Oxford, Merton College (2013)
There is a tradition at Oxford and Cambridge of lunchtime organ recitals in college chapels. Not many people attend them, but they are enjoyed by those who do, and they provide an important platform for the universities' organ scholars to obtain concert experience in one another's college chapels. That was how, in 1973, I came to play the 1968 J W Walker organ then at the west end of Merton College Chapel. It was a distinctly 'Baroque-revival' instrument, with aluminium mechanical action, to the Great of which Walkers had added a 'Dutch Trumpet' on a clamp slide, the previous year. It was fun to play but the instrument was clearly struggling to make any impact east of the screen, in the chapel proper. Perhaps that did not matter then, as there was virtually no choral tradition at the time. However, when the situation changed some thirty years later, and a fully-funded chapel choir was started under the joint direction of Peter Phillips and Benjamin Nicholas (later in the latter's sole care), it soon became clear that a far more comprehensive instrument was required.
I became involved in May 2009 and wrote a paper outlining the organ history of Merton College Chapel (probably uniquely, its three former organs - including the Walker - still survive elsewhere, in various forms). I recommended the sort of organ which the needs of the chapel now suggested would be necessary; this was used as the basis of an invitations to tender. Firms from the UK, the USA and Switzerland produced detailed schemes and case designs, to assess which the college used an objective marking scheme. In the event, the tonal scheme of Dobson organs, along (in particular) with Lynn Dobson's striking design for the casework, won them the contract, having been warmly recommended by John Scott of St Thomas's Fifth Avenue, New York, who had contracted them to build a spectacular new organ for this most musical church.

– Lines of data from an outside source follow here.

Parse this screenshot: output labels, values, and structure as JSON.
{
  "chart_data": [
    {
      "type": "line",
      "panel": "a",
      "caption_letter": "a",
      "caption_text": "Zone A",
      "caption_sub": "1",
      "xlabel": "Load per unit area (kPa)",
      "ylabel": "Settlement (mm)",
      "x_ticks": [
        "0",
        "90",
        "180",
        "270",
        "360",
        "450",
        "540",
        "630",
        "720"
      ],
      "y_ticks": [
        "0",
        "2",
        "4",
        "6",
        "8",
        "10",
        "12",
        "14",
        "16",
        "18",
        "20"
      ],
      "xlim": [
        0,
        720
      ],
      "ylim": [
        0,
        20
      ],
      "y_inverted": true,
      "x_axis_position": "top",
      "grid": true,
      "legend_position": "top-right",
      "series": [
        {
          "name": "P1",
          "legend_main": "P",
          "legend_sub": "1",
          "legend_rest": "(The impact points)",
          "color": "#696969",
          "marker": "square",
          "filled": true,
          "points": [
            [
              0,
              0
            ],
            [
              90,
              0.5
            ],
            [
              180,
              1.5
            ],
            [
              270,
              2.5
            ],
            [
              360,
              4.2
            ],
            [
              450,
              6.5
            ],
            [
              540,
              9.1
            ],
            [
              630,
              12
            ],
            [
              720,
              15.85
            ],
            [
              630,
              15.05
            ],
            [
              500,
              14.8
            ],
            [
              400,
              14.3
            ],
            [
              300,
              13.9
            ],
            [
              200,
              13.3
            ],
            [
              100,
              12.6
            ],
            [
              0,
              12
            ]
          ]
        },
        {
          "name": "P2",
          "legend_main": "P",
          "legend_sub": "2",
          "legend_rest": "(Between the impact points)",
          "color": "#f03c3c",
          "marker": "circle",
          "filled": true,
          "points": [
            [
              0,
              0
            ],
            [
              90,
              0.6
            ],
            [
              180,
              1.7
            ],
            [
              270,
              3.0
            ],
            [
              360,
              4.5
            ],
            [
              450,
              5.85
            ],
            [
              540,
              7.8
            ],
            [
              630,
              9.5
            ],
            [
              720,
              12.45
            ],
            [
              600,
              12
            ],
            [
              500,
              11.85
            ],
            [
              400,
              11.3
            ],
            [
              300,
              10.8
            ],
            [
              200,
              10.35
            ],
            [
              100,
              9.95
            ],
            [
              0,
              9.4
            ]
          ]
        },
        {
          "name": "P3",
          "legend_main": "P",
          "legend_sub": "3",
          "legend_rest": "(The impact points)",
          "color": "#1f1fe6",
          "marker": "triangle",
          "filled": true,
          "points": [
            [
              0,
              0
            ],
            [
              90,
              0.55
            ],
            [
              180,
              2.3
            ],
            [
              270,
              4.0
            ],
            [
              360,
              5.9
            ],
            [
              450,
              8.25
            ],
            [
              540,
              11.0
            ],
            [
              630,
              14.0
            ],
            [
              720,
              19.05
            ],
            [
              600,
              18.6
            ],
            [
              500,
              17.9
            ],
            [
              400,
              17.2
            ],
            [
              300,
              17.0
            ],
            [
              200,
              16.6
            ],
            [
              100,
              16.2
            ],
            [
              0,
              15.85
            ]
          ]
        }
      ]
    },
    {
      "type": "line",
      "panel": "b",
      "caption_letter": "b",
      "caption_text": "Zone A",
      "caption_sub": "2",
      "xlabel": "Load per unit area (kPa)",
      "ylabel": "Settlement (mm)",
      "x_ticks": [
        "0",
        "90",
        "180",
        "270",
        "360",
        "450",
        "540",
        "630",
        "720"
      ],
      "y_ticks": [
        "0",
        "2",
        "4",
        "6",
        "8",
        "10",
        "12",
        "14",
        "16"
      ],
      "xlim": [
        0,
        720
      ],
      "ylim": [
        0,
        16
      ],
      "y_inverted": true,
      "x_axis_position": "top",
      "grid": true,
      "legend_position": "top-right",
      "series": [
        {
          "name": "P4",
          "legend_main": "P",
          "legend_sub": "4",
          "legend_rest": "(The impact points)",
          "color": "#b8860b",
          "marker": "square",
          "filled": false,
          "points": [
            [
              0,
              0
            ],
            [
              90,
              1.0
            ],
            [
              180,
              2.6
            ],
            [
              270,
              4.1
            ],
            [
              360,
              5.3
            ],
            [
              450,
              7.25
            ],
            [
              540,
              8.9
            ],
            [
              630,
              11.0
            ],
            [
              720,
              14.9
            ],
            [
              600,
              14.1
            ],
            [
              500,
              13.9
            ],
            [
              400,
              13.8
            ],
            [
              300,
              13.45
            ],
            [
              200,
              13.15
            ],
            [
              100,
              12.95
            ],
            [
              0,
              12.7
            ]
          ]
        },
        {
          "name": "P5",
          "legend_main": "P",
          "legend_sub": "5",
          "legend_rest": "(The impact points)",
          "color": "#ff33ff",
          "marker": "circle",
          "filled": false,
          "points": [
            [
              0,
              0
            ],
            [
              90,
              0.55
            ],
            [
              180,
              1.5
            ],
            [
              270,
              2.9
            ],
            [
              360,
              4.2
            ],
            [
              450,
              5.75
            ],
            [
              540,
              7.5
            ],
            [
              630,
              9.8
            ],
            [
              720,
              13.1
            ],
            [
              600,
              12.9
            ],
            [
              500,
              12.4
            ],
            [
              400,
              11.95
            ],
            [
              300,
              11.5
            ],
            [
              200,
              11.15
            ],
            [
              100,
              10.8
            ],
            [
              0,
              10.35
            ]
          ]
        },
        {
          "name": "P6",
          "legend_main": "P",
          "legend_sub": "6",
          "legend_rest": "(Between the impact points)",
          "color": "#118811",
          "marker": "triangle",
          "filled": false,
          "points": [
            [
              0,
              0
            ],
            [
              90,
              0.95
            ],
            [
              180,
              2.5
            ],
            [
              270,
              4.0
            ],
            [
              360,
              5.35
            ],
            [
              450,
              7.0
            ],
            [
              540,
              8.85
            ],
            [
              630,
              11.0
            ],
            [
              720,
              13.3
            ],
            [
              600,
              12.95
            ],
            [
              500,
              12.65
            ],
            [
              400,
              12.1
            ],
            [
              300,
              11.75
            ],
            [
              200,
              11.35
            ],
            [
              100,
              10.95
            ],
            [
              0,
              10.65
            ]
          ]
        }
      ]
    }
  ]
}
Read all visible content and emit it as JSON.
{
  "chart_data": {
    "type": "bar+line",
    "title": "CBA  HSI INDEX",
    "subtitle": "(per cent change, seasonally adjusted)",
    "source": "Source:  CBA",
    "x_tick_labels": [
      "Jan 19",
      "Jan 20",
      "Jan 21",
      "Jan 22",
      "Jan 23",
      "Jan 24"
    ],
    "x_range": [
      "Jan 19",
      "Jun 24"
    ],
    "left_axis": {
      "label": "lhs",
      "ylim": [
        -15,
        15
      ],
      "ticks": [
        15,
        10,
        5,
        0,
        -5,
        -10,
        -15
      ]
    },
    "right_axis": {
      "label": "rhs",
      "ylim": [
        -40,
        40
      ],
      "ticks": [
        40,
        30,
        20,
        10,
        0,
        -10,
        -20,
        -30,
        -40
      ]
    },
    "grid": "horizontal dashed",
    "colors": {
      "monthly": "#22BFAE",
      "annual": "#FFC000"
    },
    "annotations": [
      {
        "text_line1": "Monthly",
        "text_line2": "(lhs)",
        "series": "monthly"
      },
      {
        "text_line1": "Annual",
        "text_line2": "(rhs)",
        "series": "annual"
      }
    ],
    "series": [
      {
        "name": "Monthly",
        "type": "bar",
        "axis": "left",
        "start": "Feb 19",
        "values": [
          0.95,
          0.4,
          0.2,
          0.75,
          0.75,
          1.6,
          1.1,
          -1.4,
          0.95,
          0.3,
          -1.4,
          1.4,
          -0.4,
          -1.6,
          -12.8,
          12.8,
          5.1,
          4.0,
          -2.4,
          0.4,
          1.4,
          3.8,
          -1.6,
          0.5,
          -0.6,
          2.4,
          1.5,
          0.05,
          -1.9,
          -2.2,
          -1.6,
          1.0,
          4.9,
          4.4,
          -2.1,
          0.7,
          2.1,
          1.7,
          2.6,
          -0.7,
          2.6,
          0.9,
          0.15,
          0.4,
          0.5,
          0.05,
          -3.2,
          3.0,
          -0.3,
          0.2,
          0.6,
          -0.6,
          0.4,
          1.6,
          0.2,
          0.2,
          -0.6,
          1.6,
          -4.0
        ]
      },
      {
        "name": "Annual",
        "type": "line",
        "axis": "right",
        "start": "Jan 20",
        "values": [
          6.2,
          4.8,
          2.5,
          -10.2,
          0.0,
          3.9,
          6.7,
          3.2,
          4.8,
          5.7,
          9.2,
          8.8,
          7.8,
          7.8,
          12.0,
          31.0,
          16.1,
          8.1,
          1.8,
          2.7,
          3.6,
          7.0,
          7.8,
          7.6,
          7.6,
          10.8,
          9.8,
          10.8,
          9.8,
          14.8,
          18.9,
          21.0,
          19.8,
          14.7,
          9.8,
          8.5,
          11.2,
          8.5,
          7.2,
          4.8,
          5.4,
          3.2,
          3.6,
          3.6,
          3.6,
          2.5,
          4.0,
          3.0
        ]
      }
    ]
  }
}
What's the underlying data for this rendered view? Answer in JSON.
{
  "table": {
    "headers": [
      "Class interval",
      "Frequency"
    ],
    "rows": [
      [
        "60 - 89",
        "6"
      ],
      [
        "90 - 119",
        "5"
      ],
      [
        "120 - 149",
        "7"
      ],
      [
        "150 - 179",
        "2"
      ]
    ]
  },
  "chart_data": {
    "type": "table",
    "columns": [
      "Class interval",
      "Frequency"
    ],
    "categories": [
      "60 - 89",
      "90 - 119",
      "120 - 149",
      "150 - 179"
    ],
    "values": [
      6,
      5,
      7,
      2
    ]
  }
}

Liaising with Dobsons over every musical, visual and technical aspect of the organ was most stimulating, and involved two stays near their workshops in Lake City, Iowa, one in 2012 and one in 2013. I was immensely impressed with the size and quality of their operation, where virtually everything is made in house, their engineering department and woodworking floor being enormous. When the first pipes were made, key Dobson staff flew with some Diapason pipes to Merton; we set them up in the Walker organ and adjusted the wind pressure accordingly, then regulated them to the volume we all agreed would be right for the building. On their return to Lake City, the Dobson voicers then voiced and regulated the rest of the organ to balance these precious pipes. Back on site, this had worked perfectly for the Great, Choir and Pedal, though owing to its elevated position and shallow depth the Swell Principal chorus was too loud. This was happily remedied and the organ came into perfect balance.
This spectacular organ has now won many admirers - not least for its glorious casework, a career high-point for Lynn Dobson, who retired early in 2020.